The #1618 Epoxy Coating is extremely clear and can be used for sealing or beautifying many surfaces. It will waterproof and protect against environmental exposure, animal waste and most cleaners and solvents. Some epoxy coatings are even flexible and can withstand thermal expansion and contraction. This product is a rather expensive at approximately $100 for a 1.5 gallon kit.
If you use natural perches and do not to seal them, make sure to clean and sanitize them well, and often. Since wood is naturally porous it can harbor many microorganisms. If your branches are growing fungus/mold, your cage probably isn’t drying enough between spraying, or you need to use a different type of wood.
When considering the placement of your perches, make sure at least one is directly under the heat source to allow your chondro to thermoregulate. As a general guideline, perches in adult cages can be situated about 4-6” below a RHP, with the thermostat probe about level with the perch. Regardless of perch placement, use judgment to prevent burns or overheating. And as mentioned, dial in your temperature settings prior to the arrival of your chondro. And while a perfectly horizontal perch is a common site, it is not a necessity. Providing perches with different angles and elevations may help promote movement and will also aid in thermoregulation. It will also create a more visually pleasing cage for the keeper.
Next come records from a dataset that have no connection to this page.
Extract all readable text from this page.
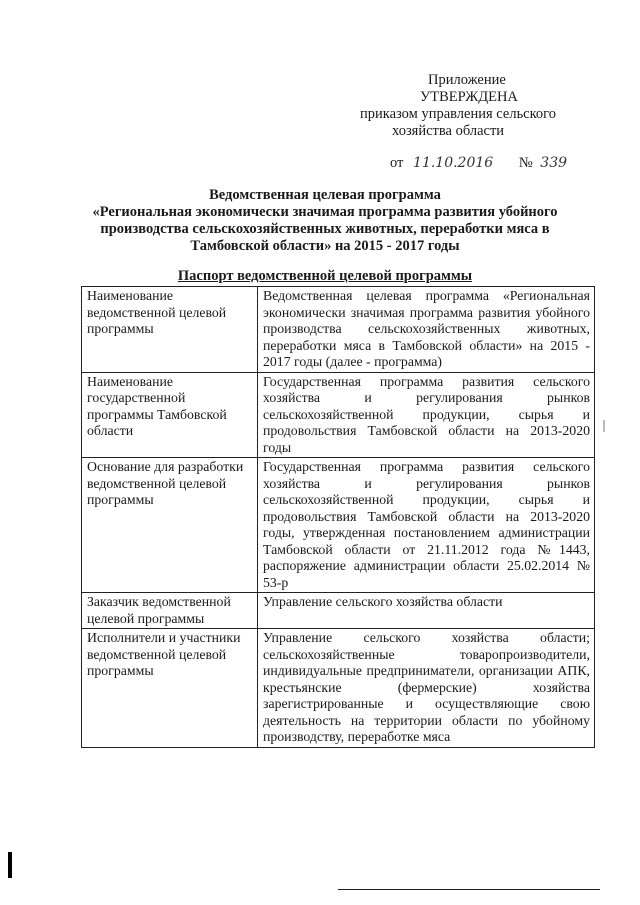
Приложение
УТВЕРЖДЕНА
приказом управления сельского
хозяйства области
от 11.10.2016 № 339
Ведомственная целевая программа
«Региональная экономически значимая программа развития убойного
производства сельскохозяйственных животных, переработки мяса в
Тамбовской области» на 2015 - 2017 годы
Паспорт ведомственной целевой программы
Наименование ведомственной целевой программы	Ведомственная целевая программа «Региональная экономически значимая программа развития убойного производства сельскохозяйственных животных, переработки мяса в Тамбовской области» на 2015 - 2017 годы (далее - программа)
Наименование государственной программы Тамбовской области	Государственная программа развития сельского хозяйства и регулирования рынков сельскохозяйственной продукции, сырья и продовольствия Тамбовской области на 2013-2020 годы
Основание для разработки ведомственной целевой программы	Государственная программа развития сельского хозяйства и регулирования рынков сельскохозяйственной продукции, сырья и продовольствия Тамбовской области на 2013-2020 годы, утвержденная постановлением администрации Тамбовской области от 21.11.2012 года №1443, распоряжение администрации области 25.02.2014 № 53-р
Заказчик ведомственной целевой программы	Управление сельского хозяйства области
Исполнители и участники ведомственной целевой программы	Управление сельского хозяйства области; сельскохозяйственные товаропроизводители, индивидуальные предприниматели, организации АПК, крестьянские (фермерские) хозяйства зарегистрированные и осуществляющие свою деятельность на территории области по убойному производству, переработке мяса
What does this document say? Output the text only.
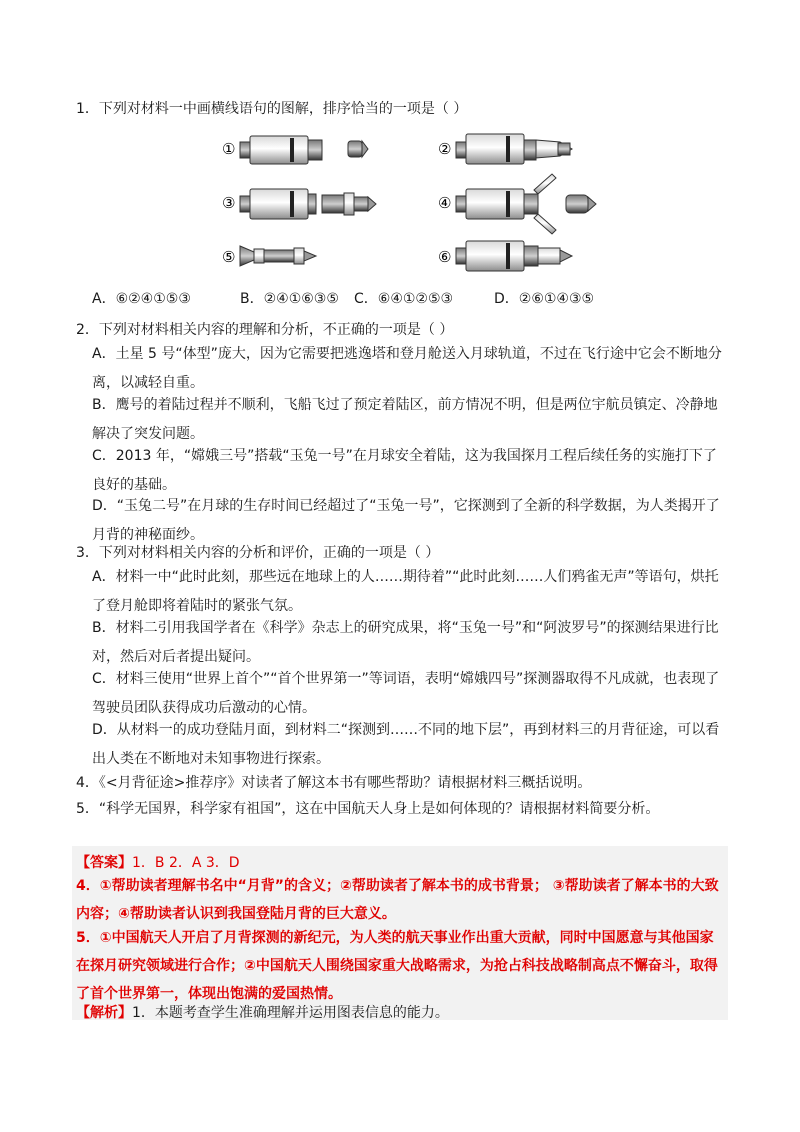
1．下列对材料一中画横线语句的图解，排序恰当的一项是（ ）
①	②
③	④
⑤	⑥
A．⑥②④①⑤③	B．②④①⑥③⑤ C．⑥④①②⑤③	D．②⑥①④③⑤
2．下列对材料相关内容的理解和分析，不正确的一项是（ ）
A．土星 5 号“体型”庞大，因为它需要把逃逸塔和登月舱送入月球轨道，不过在飞行途中它会不断地分离，以减轻自重。
B．鹰号的着陆过程并不顺利，飞船飞过了预定着陆区，前方情况不明，但是两位宇航员镇定、冷静地解决了突发问题。
C．2013 年，“嫦娥三号”搭载“玉兔一号”在月球安全着陆，这为我国探月工程后续任务的实施打下了良好的基础。
D．“玉兔二号”在月球的生存时间已经超过了“玉兔一号”，它探测到了全新的科学数据，为人类揭开了月背的神秘面纱。
3．下列对材料相关内容的分析和评价，正确的一项是（ ）
A．材料一中“此时此刻，那些远在地球上的人……期待着”“此时此刻……人们鸦雀无声”等语句，烘托了登月舱即将着陆时的紧张气氛。
B．材料二引用我国学者在《科学》杂志上的研究成果，将“玉兔一号”和“阿波罗号”的探测结果进行比对，然后对后者提出疑问。
C．材料三使用“世界上首个”“首个世界第一”等词语，表明“嫦娥四号”探测器取得不凡成就，也表现了驾驶员团队获得成功后激动的心情。
D．从材料一的成功登陆月面，到材料二“探测到……不同的地下层”，再到材料三的月背征途，可以看出人类在不断地对未知事物进行探索。
4．《<月背征途>推荐序》对读者了解这本书有哪些帮助？请根据材料三概括说明。
5．“科学无国界，科学家有祖国”，这在中国航天人身上是如何体现的？请根据材料简要分析。
【答案】1．B 2．A 3．D
4．①帮助读者理解书名中“月背”的含义；②帮助读者了解本书的成书背景； ③帮助读者了解本书的大致内容；④帮助读者认识到我国登陆月背的巨大意义。
5．①中国航天人开启了月背探测的新纪元，为人类的航天事业作出重大贡献，同时中国愿意与其他国家在探月研究领域进行合作；②中国航天人围绕国家重大战略需求，为抢占科技战略制高点不懈奋斗，取得了首个世界第一，体现出饱满的爱国热情。
【解析】1．本题考查学生准确理解并运用图表信息的能力。
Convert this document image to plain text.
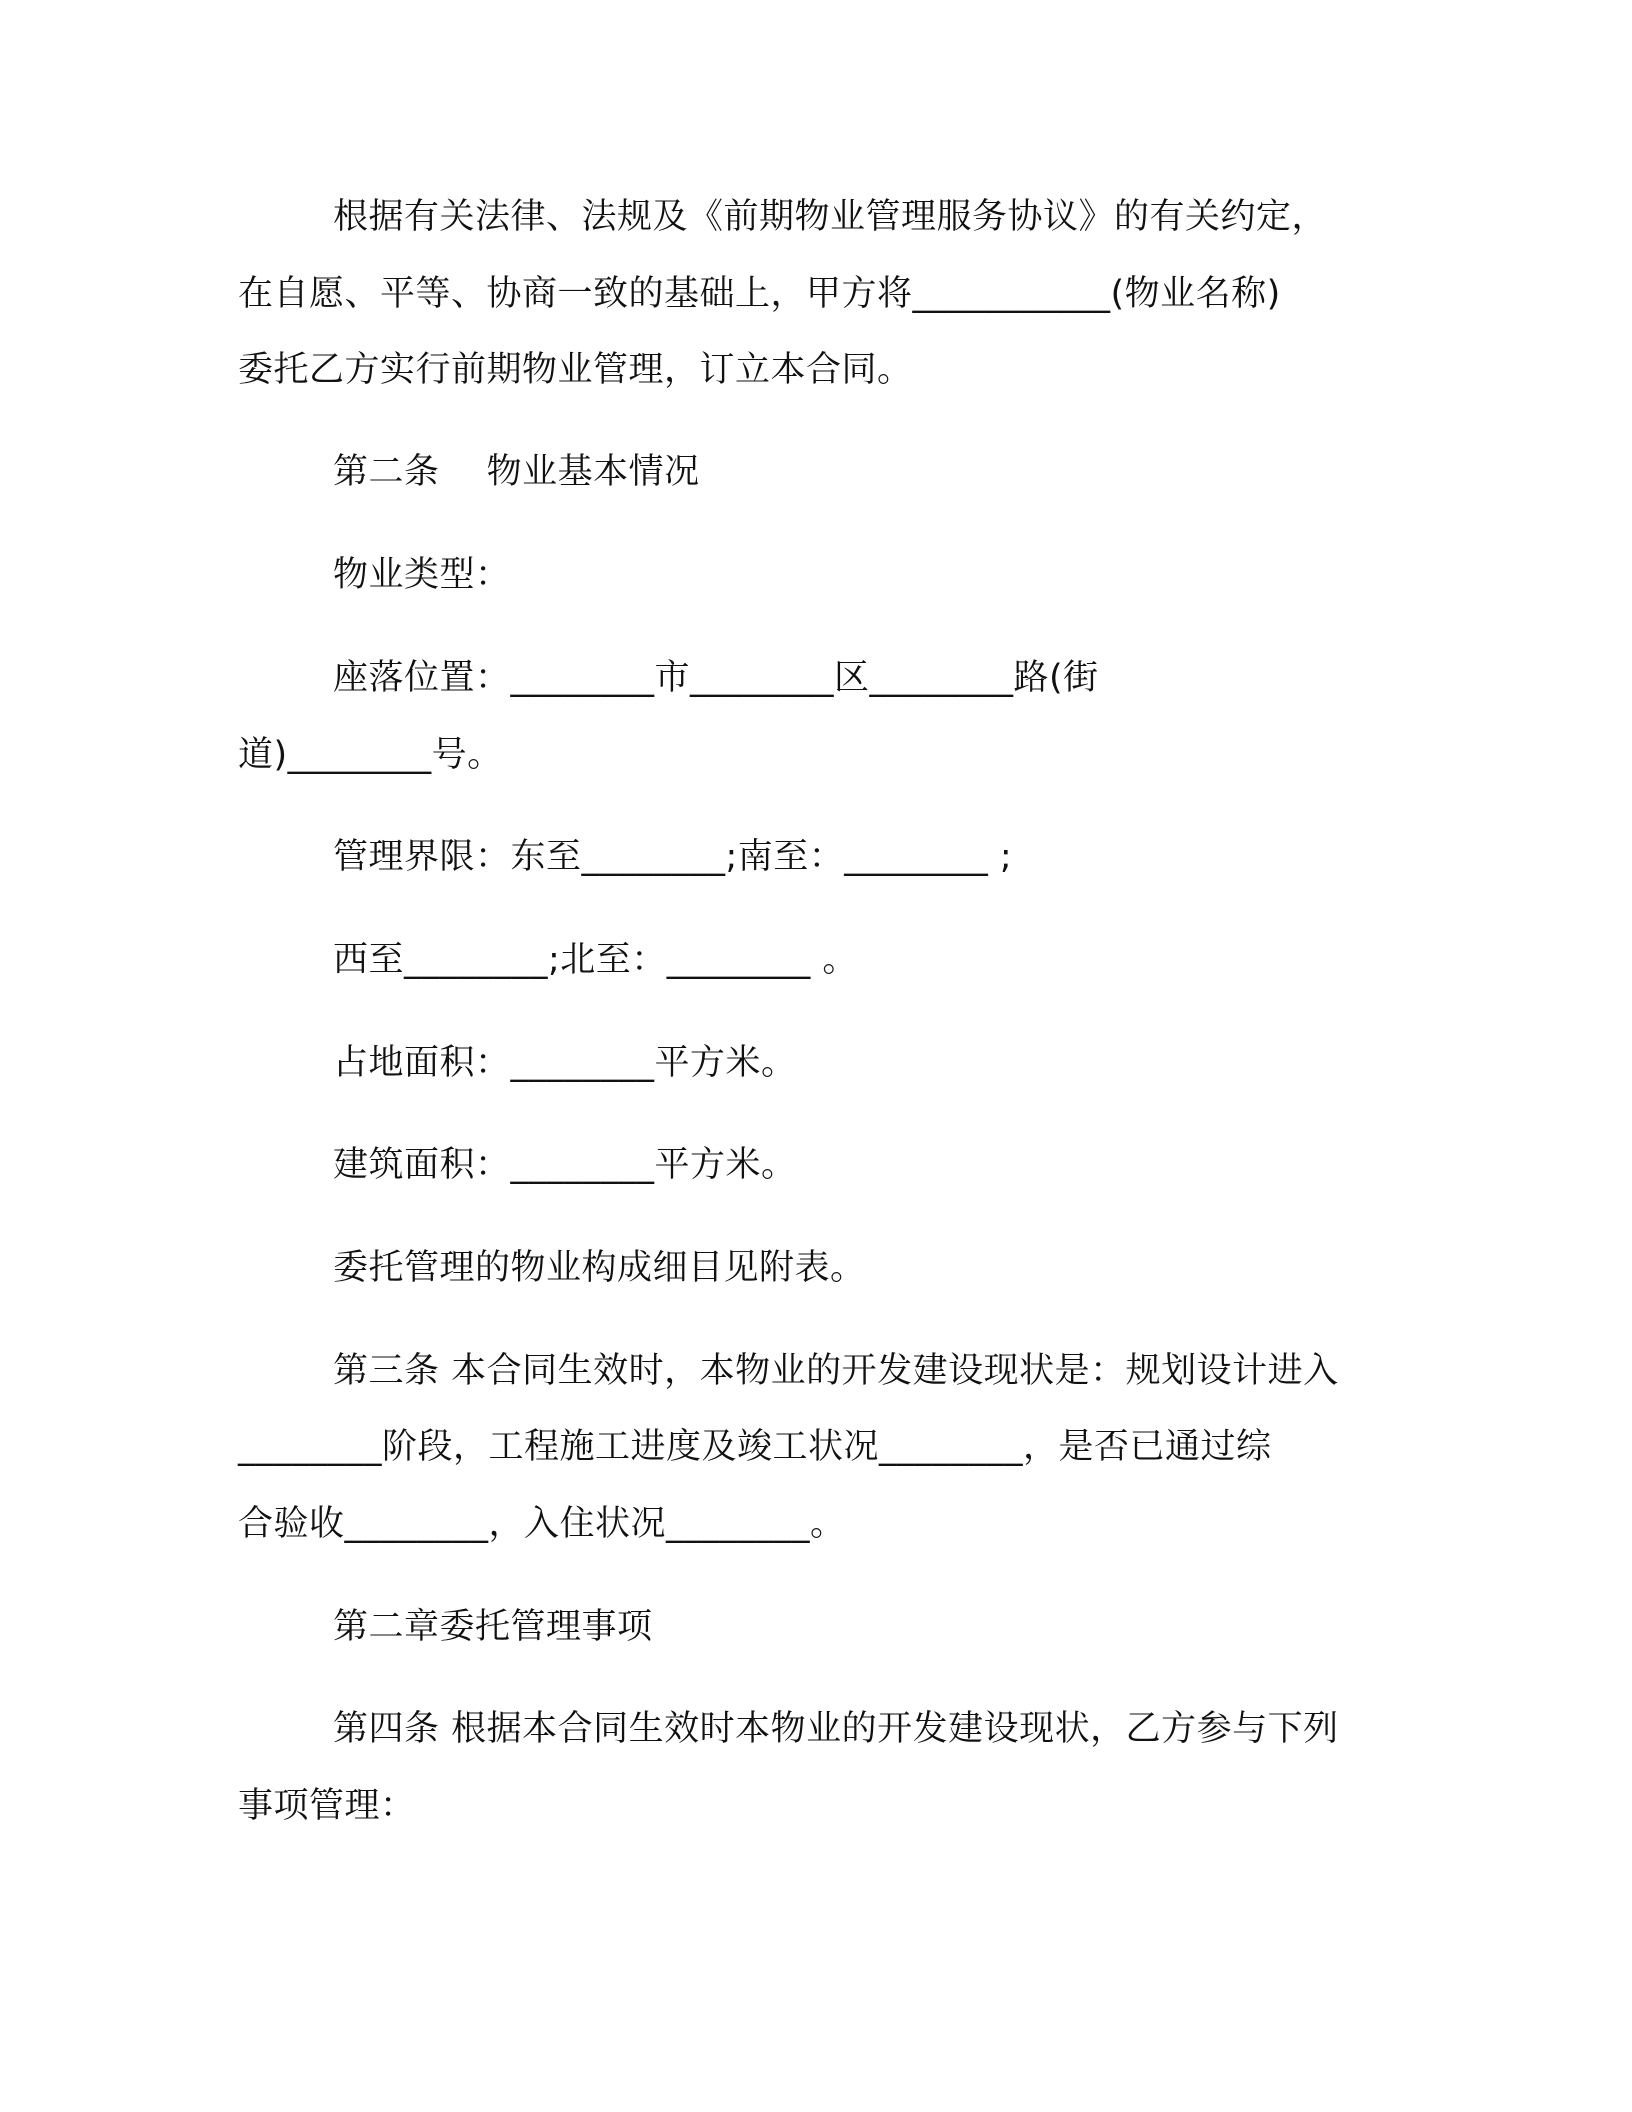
根据有关法律、法规及《前期物业管理服务协议》的有关约定，
在自愿、平等、协商一致的基础上，甲方将___________(物业名称)
委托乙方实行前期物业管理，订立本合同。
第二条　 物业基本情况
物业类型：
座落位置：________市________区________路(街
道)________号。
管理界限：东至________;南至：________ ;
西至________;北至：________ 。
占地面积：________平方米。
建筑面积：________平方米。
委托管理的物业构成细目见附表。
第三条 本合同生效时，本物业的开发建设现状是：规划设计进入
________阶段，工程施工进度及竣工状况________，是否已通过综
合验收________，入住状况________。
第二章委托管理事项
第四条 根据本合同生效时本物业的开发建设现状，乙方参与下列
事项管理：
As a general rule, perches should be approximately the same diameter as the thickest part of the snake itself. Many keepers will offer a variety of perch sizes and let the animal choose. In fact, some snakes prefer a much smaller perch than you might expect. Some keepers suggest that too large of a perch can lead to kinks, but data to support this is not readily available. Still, many keepers tend to err on the safe side and provide smaller perches as opposed to larger ones. As mentioned, neos up to about 6 months are typically given plastic coat hangers (about ¼” in diameter) or something similar in size. Depending upon size, adults often select perches in the 5/8” – ¾” range.
Chondros have extremely aggressive feeding responses, and falling or spinning perches could lead to injury. So most keepers securely fasten their perches to prevent injury. But mounting perches so that they are easily removed is highly recommended. This makes removing a chondro for taking pictures, cleaning cages, etc. much easier. It should also be noted that when removing a chondro from a perch, extreme caution and patience should be used to avoid injuries.